Oh, the irony! I intended to open this column with this quote: “A lie can travel around the world and back again while the truth is lacing up its boots.” I thought it was Winston Churchill’s, but the search engine turned up Mark Twain. Scroll down, turns out it belongs to neither. It’s one of those many misquotations that are oft cited and falsely attributed.

This has become so prevalent that there’s even a park in Denver dedicated to literary sayings where mistakes abound. According to a Denver Post article, Lowry Reading Garden has misquoted or misattributed Yogi Berra, Ralph Waldo Emerson and Groucho Marx. As journalist Elizabeth Hernandez writes: The park demonstrates “the danger in relying on search engine(s) to divine a quote’s provenance.”

Another irony: The internet has made it easier to verify things — but also to spread falsehoods. In today’s parlance, a lie can be retweeted hundreds of thousands of times before the truth is posted.

One of the reasons may be confirmation bias. When we read a “fact” or comment that bolsters our view, especially when it’s witty or pithy, we’re quick to share it because the truth seems so evident. 

Aphorisms and adages are particularly effective tools for summing up worldviews and values. We all love a clever quote that seems spot on. 

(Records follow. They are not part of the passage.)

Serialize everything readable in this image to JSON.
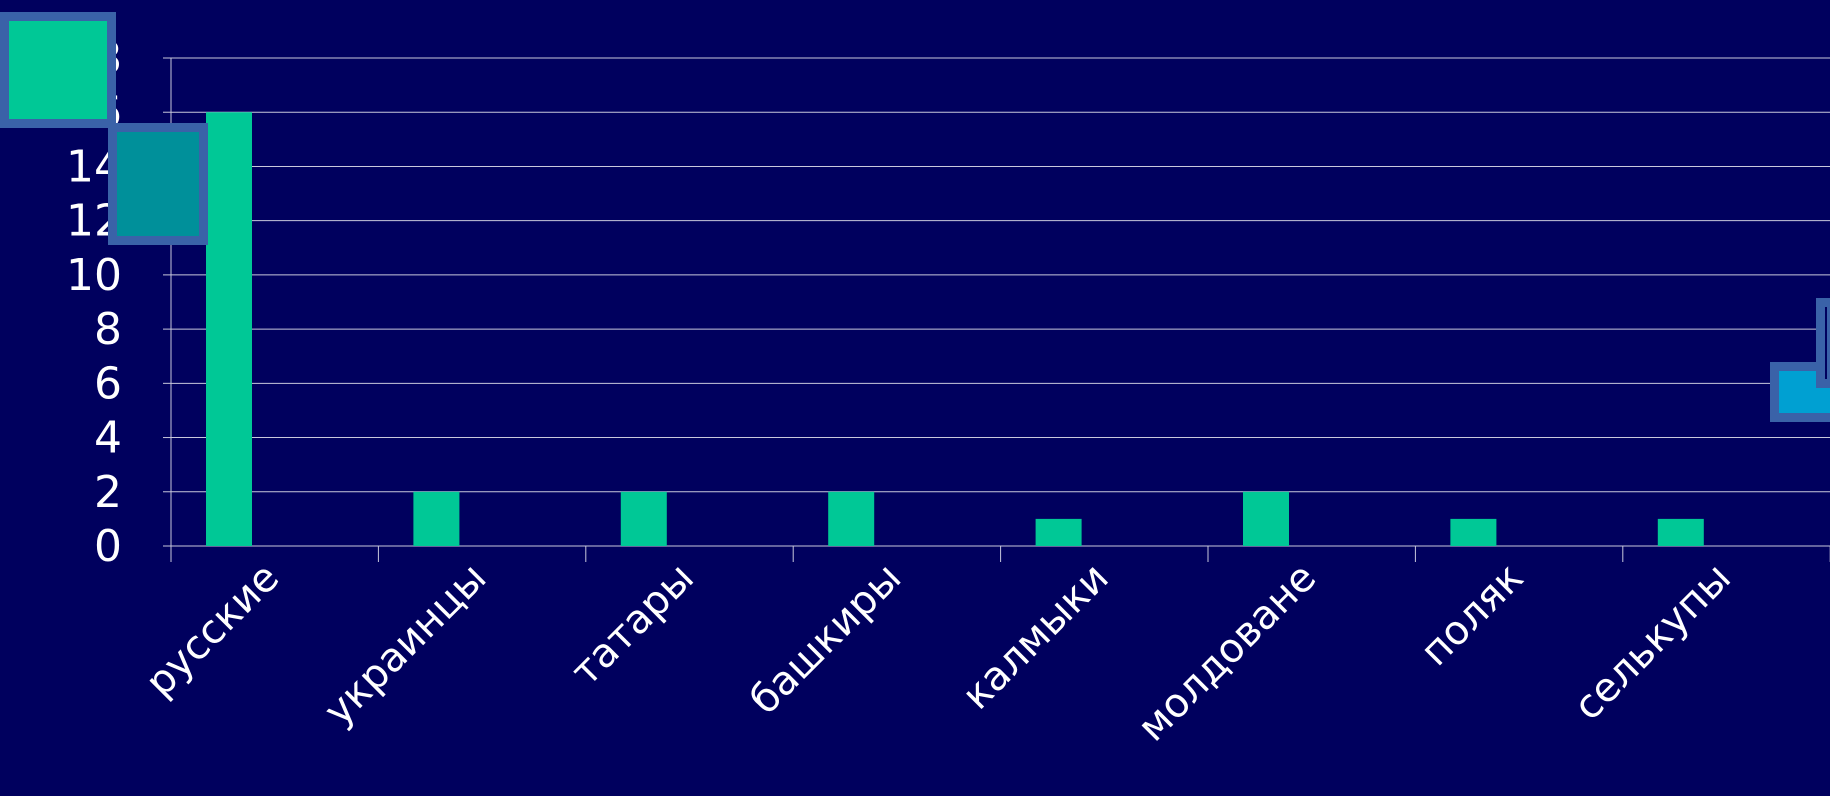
{
  "chart_data": {
    "type": "bar",
    "categories": [
      "русские",
      "украинцы",
      "татары",
      "башкиры",
      "калмыки",
      "молдоване",
      "поляк",
      "селькупы"
    ],
    "values": [
      16,
      2,
      2,
      2,
      1,
      2,
      1,
      1
    ],
    "ylim": [
      0,
      18
    ],
    "yticks": [
      "0",
      "2",
      "4",
      "6",
      "8",
      "10",
      "12",
      "14",
      "16",
      "18"
    ],
    "title": "",
    "xlabel": "",
    "ylabel": "",
    "grid": true,
    "legend": "none",
    "colors": {
      "background": "#00005e",
      "bar": "#00c896",
      "grid": "#c8c8dc",
      "axis": "#c8c8dc",
      "text": "#ffffff",
      "decor_green": "#00c896",
      "decor_teal": "#00909a",
      "decor_blue": "#00a0d2",
      "decor_border": "#3a62a8"
    }
  }
}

Recently I read the following observation, attributed to Albert Einstein: “A clever person solves a problem. A wise person avoids it.” How insightful! — but, it doesn’t seem Einstein ever uttered these words, though a variant is attributed to another famous Jew, Abba Eban. 

In a 1969 article in the Philadelphia Daily News, Eban is quoted as saying: “A clever man attempts to get out of a situation which a wise man never got into in the first place.” The earliest known instance is only one day earlier, in the Jewish Journal (New Jersey). 

One wonders if both journalists attended the same event where Eban was overheard. Either way, Einstein died in 1955, so it doesn’t look likely that he’s the origin. No surprise really, because to paraphrase the podcast Professor Buzzkill, Einstein, along with Churchill, Gandhi and Twain, make up the Mount Rushmore of Misquotation.